IPTV to Grab Euro Pay TV Share

The cable sector is losing out in the race for European pay TV market share

June 9, 2009

2 Min Read
IPTV to Grab Euro Pay TV Share

Europe's increasing appetite for IPTV services, and a greater penetration of subscription-based satellite services, will eat into the cable sector's share of Europe's pay TV market during the coming six years, according to a new report from Pyramid Research .

The report, "Europe’s Five-Year IPTV Forecast: Mostly Cloudy, but Temperatures Slowly Rising," finds that Europe's 12.4 million IPTV subscriptions accounted for just more than 8 percent of Europe's pay TV market in 2008, while cable operators commanded more than 56 percent of the market, and direct-to-home satellite service accounted for just more than 30 percent.

By 2014, though, despite the current economic downturn, the region's IPTV subscriber base will grow to more than 30 million, by which time TV-over-broadband subscriptions will likely command around 16 percent of Europe’s total pay-TV market, direct-to-home satellite service providers will account for about 37 percent of the total, and Europe's cable operators' share of the pay TV subscription market will have dipped to around 43 percent, according to Pyramid's forecasts.

That's not to say that Europe's IPTV service providers aren't finding the going tough at the moment, though the impact of the worsening economy varies from market to market, depending on criteria such as the level of existing broadband penetration, the capex plans of the major operators, and the level of competition from alternative digital pay TV services.

The report's author, Stela Bokun, believes that "in the next 12 months, the economic crisis will have a negative impact on IPTV service adoption only in certain European countries, while its impact on IPTV service revenue growth will be uniformly adverse across the entire region in the same year."

For example, in Spain, where broadband penetration is relatively low compared with the European average, IPTV market growth is likely to be hit harder than in France, where the broadband penetration rate is high.

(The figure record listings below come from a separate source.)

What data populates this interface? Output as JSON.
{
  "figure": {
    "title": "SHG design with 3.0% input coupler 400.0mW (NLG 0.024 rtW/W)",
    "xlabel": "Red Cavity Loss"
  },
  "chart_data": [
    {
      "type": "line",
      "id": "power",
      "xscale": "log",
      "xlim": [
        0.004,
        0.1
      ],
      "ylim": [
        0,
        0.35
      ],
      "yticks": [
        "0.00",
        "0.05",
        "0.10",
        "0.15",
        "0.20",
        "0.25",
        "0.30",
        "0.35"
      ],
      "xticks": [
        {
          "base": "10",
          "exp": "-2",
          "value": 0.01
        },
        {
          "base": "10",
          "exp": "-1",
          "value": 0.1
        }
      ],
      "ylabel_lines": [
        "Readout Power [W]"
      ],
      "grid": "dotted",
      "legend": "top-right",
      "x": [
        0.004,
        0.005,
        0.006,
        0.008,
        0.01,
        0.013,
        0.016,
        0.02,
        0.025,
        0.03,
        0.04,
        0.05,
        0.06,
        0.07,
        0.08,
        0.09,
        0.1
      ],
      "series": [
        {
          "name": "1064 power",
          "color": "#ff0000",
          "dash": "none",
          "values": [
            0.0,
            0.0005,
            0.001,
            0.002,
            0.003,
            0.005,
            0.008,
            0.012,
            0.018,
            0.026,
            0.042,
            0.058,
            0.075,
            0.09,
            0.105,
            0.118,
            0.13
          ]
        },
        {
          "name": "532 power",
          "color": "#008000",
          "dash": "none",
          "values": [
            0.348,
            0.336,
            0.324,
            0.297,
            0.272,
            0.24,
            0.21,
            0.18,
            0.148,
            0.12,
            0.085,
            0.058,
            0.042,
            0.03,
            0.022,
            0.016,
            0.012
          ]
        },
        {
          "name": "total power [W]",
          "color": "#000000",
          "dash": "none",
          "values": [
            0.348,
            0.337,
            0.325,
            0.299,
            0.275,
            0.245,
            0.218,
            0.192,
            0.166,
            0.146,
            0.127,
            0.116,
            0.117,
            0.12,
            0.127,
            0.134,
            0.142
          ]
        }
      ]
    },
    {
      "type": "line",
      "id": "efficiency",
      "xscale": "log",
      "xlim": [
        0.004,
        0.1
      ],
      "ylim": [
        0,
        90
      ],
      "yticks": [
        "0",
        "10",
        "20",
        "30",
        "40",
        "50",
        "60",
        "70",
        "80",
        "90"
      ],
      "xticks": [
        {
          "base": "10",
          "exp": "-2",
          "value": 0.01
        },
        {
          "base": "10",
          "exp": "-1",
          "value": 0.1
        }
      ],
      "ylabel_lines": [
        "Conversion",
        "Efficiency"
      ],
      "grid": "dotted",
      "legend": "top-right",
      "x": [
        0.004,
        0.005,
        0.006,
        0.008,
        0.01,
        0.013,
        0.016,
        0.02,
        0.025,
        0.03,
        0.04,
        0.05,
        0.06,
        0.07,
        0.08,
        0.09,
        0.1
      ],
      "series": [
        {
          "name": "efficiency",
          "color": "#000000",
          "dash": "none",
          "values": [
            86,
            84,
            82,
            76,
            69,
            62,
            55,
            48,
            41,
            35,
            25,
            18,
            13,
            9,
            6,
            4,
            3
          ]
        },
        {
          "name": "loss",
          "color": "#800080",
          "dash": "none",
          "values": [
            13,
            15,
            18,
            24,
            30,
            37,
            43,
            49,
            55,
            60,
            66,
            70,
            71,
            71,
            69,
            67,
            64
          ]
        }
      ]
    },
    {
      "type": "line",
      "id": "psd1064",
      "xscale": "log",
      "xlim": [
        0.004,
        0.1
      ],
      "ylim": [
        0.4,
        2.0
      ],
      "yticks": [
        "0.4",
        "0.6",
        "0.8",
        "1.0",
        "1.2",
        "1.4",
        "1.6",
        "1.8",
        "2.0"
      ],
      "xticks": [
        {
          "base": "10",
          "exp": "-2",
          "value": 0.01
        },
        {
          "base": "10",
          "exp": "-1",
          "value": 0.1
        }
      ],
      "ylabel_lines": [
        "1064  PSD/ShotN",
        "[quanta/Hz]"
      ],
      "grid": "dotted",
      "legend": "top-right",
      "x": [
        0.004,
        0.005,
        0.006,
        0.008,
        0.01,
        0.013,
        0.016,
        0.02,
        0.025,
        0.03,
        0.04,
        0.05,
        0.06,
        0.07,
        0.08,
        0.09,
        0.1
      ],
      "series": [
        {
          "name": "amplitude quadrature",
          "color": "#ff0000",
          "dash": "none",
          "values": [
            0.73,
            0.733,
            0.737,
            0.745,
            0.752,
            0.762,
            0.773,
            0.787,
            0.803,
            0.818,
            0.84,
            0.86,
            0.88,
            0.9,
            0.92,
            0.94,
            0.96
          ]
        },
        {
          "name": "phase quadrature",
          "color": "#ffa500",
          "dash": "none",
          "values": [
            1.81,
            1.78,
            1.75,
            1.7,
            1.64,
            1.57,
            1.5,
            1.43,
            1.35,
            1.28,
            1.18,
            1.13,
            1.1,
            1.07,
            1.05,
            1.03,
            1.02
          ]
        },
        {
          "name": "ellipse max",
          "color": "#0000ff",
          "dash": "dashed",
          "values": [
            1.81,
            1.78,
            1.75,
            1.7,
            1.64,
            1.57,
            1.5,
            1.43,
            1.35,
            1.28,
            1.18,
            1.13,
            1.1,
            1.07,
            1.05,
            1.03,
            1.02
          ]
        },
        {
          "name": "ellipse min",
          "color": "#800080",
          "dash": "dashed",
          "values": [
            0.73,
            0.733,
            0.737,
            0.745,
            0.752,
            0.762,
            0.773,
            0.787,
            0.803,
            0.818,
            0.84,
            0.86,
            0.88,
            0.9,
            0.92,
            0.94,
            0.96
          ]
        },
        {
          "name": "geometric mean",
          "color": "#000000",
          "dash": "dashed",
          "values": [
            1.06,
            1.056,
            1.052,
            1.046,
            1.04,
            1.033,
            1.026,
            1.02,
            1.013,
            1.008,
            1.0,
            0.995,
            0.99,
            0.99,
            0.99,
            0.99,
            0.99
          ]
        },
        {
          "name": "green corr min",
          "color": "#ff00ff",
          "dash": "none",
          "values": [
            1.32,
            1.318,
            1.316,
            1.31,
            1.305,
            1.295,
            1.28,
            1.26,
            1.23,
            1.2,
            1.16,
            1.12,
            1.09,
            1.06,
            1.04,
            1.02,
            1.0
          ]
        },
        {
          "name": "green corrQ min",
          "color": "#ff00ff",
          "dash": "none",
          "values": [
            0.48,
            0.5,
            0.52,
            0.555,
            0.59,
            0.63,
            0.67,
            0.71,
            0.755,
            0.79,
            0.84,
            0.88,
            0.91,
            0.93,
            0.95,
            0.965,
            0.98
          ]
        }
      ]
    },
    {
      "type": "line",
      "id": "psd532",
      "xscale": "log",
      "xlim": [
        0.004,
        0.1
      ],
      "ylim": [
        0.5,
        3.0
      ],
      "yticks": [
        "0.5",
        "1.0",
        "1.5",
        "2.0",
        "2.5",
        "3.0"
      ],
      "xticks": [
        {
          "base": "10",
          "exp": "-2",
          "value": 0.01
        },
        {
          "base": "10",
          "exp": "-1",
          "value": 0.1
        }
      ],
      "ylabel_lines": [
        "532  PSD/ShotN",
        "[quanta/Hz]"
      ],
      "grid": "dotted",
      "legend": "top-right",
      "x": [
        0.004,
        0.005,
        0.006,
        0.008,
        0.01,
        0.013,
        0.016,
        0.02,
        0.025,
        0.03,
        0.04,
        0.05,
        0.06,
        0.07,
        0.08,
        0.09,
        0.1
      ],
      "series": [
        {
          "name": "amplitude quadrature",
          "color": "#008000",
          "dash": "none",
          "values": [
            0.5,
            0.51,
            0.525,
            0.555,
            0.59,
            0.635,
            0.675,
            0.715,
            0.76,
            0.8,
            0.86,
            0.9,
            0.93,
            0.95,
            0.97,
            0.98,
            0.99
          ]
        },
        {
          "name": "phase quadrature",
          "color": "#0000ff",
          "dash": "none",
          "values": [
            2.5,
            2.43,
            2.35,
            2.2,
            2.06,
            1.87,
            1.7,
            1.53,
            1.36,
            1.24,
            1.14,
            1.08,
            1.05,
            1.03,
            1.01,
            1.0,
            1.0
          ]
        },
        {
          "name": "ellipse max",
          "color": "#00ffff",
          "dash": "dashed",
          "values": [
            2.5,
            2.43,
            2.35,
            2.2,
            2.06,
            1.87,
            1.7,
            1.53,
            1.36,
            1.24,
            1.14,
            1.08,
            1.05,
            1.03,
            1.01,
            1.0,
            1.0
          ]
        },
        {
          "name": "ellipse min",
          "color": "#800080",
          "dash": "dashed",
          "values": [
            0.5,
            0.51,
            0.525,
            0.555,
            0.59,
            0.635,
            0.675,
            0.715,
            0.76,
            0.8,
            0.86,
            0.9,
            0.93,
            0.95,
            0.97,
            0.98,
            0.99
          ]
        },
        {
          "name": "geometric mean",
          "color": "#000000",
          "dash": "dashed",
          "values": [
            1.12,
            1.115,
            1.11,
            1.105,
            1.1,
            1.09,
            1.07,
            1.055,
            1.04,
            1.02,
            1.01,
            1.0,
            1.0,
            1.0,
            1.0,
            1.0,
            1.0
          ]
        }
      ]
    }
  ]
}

That theory is borne out by the first-quarter 2009 IPTV numbers from Spain's Telefónica SA (NYSE: TEF) and Orange (NYSE: FTE), two of the region's, and indeed the world's, biggest IPTV service providers, both of which have cut their capex budgets.

While the French incumbent continued to experience significant demand for its IPTV service -- it ended March 2009 with 1.85 million IPTV customers in France, an increase of more than 140,000 during the quarter -- the Spanish giant reported an actual decrease in its IPTV subscriber base of 7,675 compared with the end of 2008, leaving it with a total of 604,819 customers for its domestic TV-over-broadband service at the end of the first quarter.

The Spanish incumbent noted in its quarterly report that the Spanish pay TV market overall experienced a decline during the first three months of 2009, and that it had retained its 14 percent share of the national market.